グッズを揃えるだけじゃない!防災術
早いもので、もう9月になりましたね。
長いお休みが終わり、学生のみなさんは夏休みの終わりに絶望し、保護者のみなさんは学校の始まりにほっとするといったところでしょうか・・・・?
暑いながらも8月から暦も変わり、秋を連想させる9月、その初日の9月1日は防災の日でもあります。
1923年のこの日に関東大震災が起こり、日本は未曽有の大被害を受けました。その惨事を教訓として防災意識を高めるために、毎年各地で防災訓練などが実施されています。皆さんの中にも、ご家庭で防災グッズの点検や避難経路の確認などを行った方がいらっしゃるのではないでしょうか。拙宅でも、有事の際はどうするかを家族で話し合ったりしました。
ところで、私は自然の中で過ごすことが好きで、キャンプを10年ほど前からやっています。キャンプと一口に言ってもいろいろなやり方がありますが、近ごろ興味を持っているのは「ブッシュクラフト」というスタイルです。

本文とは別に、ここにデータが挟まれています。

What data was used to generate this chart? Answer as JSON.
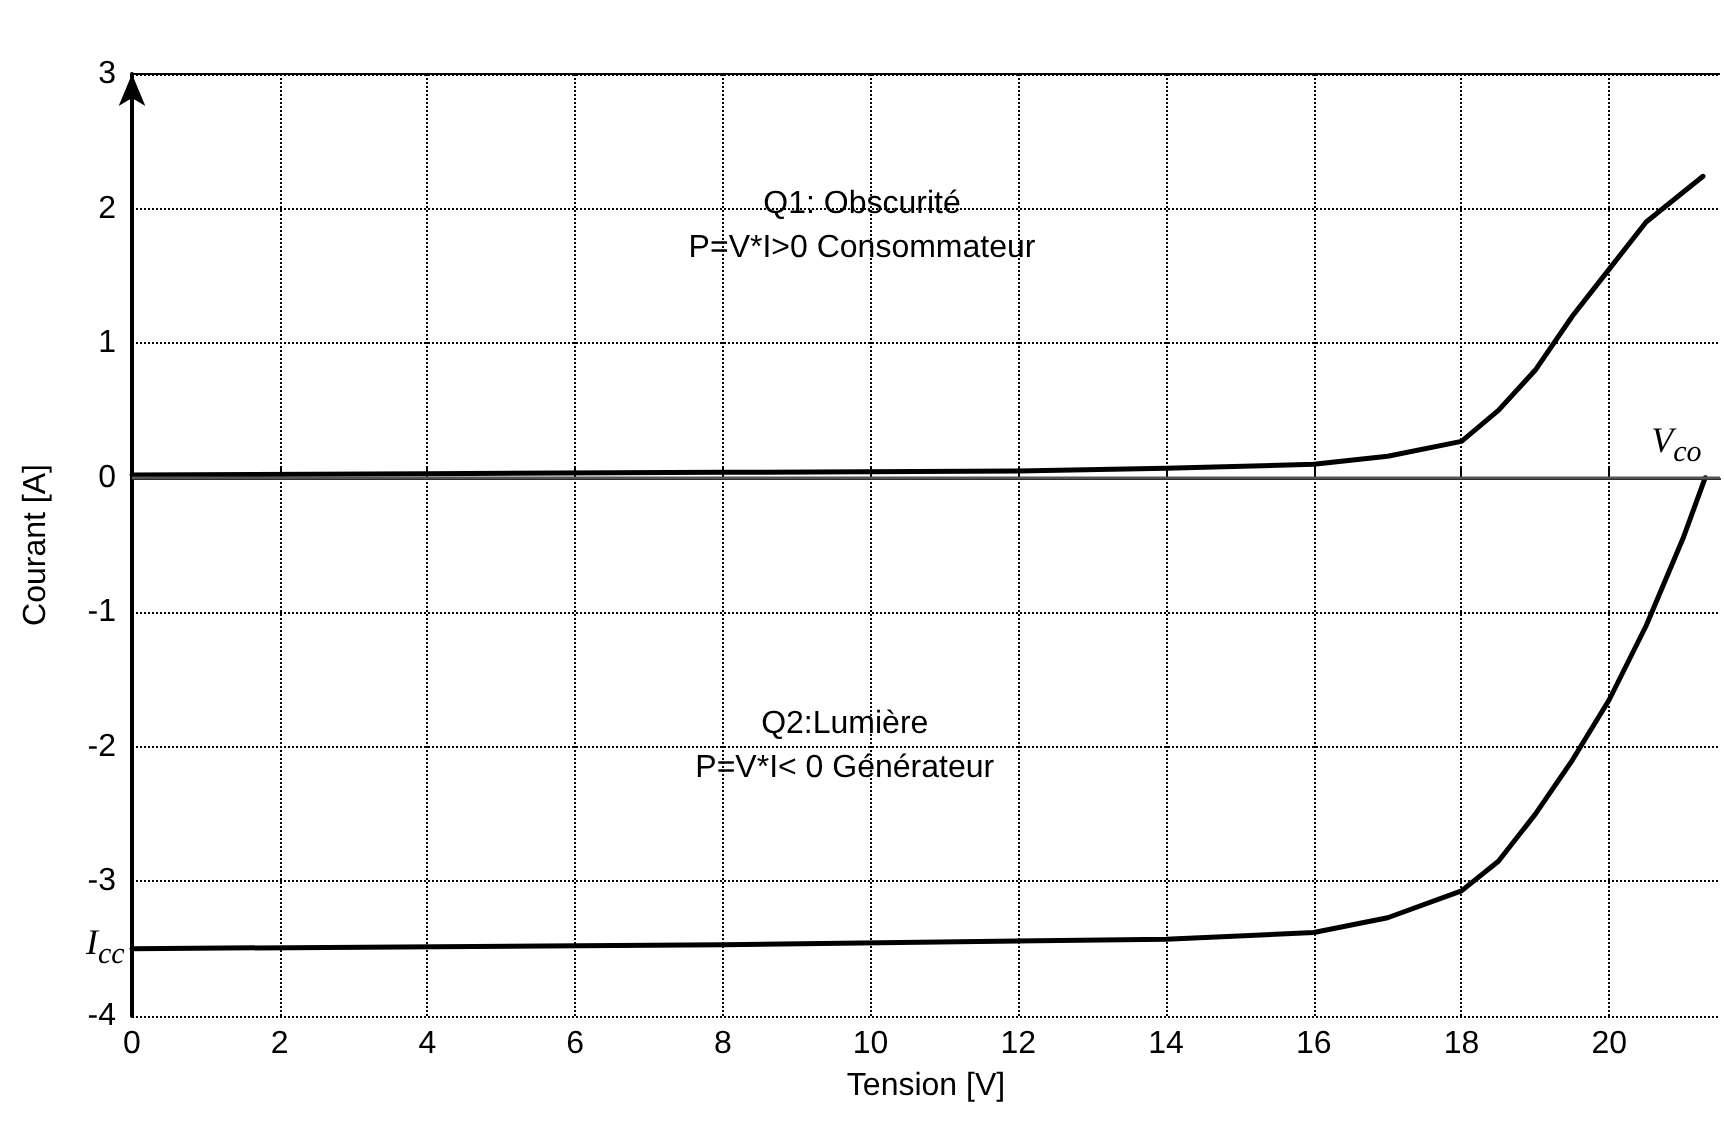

「ブッシュクラフト」とは、ブッシュ(森での)+クラフト(技術)の名の通り、最低限の道具(ナイフ、火打石、斧など)のみ用い、自然にある木や石などを調達して行うアウトドアです。先人たちが大自然と共存していたことを思い出させてくれるような古くて新しいスタイルである一方で、この技術は防災サバイバル術としても非常に有効であると話題になっています。その一つの例として、アウトドア専門家・三浦靖司さんの取組を紹介したいと思います。
三浦さんは過去の阪神淡路大震災の経験から、災害は自分の周りの生活環境を一瞬で変える恐ろしいものだと改めて感じたそうです。普段何気なく使っている水・火・電気・ガス・食料といったものが突然無くなってしまう状況の大変さ、更にその中でも家族の居住スペース(特に女性の着替え)やトイレの確保の重要性をどう伝えるか・解決するかという観点から、ご自身のアウトドア術が活きるとの考えに至ったそうです。

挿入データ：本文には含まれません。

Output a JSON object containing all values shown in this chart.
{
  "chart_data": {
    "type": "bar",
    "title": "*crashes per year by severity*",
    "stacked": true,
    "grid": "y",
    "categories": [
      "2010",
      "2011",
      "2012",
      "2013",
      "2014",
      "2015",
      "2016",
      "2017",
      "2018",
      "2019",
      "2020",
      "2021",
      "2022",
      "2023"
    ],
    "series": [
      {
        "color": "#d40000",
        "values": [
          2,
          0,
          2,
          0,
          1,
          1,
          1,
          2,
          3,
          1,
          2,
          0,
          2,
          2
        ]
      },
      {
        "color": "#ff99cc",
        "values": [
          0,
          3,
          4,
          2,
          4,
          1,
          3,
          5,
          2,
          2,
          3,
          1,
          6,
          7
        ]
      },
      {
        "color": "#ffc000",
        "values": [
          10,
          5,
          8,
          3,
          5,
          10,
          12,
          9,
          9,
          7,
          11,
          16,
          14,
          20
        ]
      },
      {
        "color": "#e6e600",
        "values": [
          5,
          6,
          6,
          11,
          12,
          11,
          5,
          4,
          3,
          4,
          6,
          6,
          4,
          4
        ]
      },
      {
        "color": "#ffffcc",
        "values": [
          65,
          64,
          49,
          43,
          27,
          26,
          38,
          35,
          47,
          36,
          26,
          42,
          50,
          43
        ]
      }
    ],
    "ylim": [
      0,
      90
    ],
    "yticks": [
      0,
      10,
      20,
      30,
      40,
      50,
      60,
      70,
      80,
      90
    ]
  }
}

例えばブッシュクラフトの技術は、ナイフと木だけで火起こししたり、少ない水で鍋を洗ったり、1つの道具を複数の使い方に応用したり、さまざまな場面に生きてきます。三浦さんは、そのような技術を「災害から自分と仲間を守る防災サバイバル術」などと題したセミナーで多くの子どもや大人に発信し続けています。

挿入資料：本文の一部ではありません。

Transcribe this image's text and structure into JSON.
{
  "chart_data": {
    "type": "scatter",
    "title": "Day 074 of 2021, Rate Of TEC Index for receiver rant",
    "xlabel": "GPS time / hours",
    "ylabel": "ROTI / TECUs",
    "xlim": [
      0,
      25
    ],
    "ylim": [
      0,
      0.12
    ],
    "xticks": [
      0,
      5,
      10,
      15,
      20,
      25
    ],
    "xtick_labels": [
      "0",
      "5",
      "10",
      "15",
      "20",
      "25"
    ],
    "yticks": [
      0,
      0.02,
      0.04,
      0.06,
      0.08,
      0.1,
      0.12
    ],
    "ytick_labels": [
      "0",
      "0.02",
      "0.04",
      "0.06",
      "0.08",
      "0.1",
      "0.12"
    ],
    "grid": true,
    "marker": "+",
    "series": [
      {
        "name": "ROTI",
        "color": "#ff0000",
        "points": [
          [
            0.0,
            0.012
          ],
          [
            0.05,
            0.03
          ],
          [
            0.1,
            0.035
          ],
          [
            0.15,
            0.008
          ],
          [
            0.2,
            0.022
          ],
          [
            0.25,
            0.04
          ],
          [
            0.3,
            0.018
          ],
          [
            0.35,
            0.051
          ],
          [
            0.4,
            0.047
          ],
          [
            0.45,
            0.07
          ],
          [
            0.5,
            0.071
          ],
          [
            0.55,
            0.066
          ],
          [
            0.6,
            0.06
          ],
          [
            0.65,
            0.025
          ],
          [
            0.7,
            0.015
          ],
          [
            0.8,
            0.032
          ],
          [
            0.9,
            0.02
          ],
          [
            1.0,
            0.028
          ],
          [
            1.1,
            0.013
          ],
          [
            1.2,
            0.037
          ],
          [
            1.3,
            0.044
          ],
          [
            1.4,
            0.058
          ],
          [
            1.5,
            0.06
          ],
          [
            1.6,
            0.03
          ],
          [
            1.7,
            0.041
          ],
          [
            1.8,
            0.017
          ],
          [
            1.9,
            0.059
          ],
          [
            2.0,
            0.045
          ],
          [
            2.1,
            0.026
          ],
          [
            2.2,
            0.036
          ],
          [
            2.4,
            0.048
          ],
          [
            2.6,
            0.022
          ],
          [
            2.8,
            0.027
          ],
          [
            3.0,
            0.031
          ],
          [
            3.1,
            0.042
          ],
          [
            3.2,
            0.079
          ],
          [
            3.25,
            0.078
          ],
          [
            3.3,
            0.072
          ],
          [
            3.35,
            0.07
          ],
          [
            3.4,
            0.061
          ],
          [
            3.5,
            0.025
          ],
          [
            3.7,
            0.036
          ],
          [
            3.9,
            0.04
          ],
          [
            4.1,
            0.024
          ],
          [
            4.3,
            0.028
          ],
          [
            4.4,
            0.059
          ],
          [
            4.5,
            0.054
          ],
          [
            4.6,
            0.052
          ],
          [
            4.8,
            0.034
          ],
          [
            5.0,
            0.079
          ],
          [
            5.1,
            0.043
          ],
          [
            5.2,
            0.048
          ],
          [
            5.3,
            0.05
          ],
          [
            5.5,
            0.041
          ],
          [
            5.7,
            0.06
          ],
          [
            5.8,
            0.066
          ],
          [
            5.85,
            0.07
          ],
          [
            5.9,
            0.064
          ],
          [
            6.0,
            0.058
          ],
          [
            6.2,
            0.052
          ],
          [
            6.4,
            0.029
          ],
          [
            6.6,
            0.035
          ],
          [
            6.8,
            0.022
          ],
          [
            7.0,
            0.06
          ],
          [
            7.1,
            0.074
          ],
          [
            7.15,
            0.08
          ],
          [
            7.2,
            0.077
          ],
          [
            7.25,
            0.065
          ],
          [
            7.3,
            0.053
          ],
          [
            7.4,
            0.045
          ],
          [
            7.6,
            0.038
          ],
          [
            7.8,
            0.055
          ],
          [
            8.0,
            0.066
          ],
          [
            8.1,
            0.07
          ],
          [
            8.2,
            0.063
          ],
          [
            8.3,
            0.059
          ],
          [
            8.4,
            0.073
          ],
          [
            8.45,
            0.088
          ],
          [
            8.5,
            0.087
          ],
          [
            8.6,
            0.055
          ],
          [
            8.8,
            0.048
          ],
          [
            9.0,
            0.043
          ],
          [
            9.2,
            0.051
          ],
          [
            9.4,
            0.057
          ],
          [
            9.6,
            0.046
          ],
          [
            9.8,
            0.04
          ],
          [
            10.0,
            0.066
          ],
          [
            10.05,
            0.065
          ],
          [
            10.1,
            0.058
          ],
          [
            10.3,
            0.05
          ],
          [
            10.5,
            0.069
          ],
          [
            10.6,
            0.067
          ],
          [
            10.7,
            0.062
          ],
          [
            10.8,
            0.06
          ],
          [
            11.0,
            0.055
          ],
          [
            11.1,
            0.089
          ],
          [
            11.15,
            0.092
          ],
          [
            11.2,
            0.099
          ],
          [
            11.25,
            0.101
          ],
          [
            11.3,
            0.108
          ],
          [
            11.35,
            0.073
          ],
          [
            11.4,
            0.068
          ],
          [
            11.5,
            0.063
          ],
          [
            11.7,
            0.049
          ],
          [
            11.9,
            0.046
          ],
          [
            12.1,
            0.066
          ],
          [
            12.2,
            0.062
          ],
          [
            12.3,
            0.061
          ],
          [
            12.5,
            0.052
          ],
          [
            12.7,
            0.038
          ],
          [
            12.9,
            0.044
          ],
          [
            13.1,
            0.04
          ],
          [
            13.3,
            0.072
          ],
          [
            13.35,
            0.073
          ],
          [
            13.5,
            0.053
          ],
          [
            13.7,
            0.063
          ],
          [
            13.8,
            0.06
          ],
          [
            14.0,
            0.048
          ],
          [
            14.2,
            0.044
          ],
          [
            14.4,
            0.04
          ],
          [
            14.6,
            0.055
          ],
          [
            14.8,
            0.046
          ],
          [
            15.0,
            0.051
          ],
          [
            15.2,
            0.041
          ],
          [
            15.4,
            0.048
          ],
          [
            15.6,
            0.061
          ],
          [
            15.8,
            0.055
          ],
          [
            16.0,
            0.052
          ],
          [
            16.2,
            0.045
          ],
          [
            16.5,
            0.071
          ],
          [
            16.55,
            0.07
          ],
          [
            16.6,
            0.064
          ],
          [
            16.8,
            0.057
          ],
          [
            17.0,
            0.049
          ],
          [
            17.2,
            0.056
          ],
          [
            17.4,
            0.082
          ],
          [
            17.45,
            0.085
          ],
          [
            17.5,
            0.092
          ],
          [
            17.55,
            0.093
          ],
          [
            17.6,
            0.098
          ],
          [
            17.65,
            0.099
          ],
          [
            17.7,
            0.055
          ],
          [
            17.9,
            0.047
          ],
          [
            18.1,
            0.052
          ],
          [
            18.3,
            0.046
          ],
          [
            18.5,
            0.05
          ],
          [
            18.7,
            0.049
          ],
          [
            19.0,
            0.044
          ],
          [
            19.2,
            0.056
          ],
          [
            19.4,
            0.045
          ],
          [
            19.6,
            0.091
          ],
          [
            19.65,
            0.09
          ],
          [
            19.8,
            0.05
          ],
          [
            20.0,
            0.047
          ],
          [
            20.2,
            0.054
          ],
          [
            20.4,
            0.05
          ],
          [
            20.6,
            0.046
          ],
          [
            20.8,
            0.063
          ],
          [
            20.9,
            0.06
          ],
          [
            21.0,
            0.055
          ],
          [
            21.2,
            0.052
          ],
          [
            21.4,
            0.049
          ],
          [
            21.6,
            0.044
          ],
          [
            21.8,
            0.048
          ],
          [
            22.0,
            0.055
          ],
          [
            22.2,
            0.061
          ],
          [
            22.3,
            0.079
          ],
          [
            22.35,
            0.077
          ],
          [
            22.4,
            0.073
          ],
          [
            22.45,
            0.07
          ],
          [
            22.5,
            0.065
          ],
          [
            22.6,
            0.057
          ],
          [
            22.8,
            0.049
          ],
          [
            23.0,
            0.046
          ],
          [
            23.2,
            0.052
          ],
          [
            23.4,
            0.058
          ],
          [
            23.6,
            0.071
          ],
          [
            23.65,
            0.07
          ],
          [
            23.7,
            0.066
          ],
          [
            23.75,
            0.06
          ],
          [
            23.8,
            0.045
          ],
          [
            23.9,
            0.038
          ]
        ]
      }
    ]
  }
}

三浦さんの取組を聞くと、日常のライフライン・農業・治療・教育・出産・移動など、生きるうえで欠かせない事項を全て外注している自分は、有事の際にいったい何ができるのだろう?と深く考え込んでしまいます。プロにお任せしている方が安心だと、自分の能力や知識を磨くことをあらゆる面で怠っているのではないかという羞恥を覚えます。
次の関東大震災はいつ起こってもおかしくないと言われています。災害下で自分や仲間を守るために、生きるための基本的な術と、そのような知識や経験に裏打ちされたパニックにならない強い心を身につけたいと切に願います。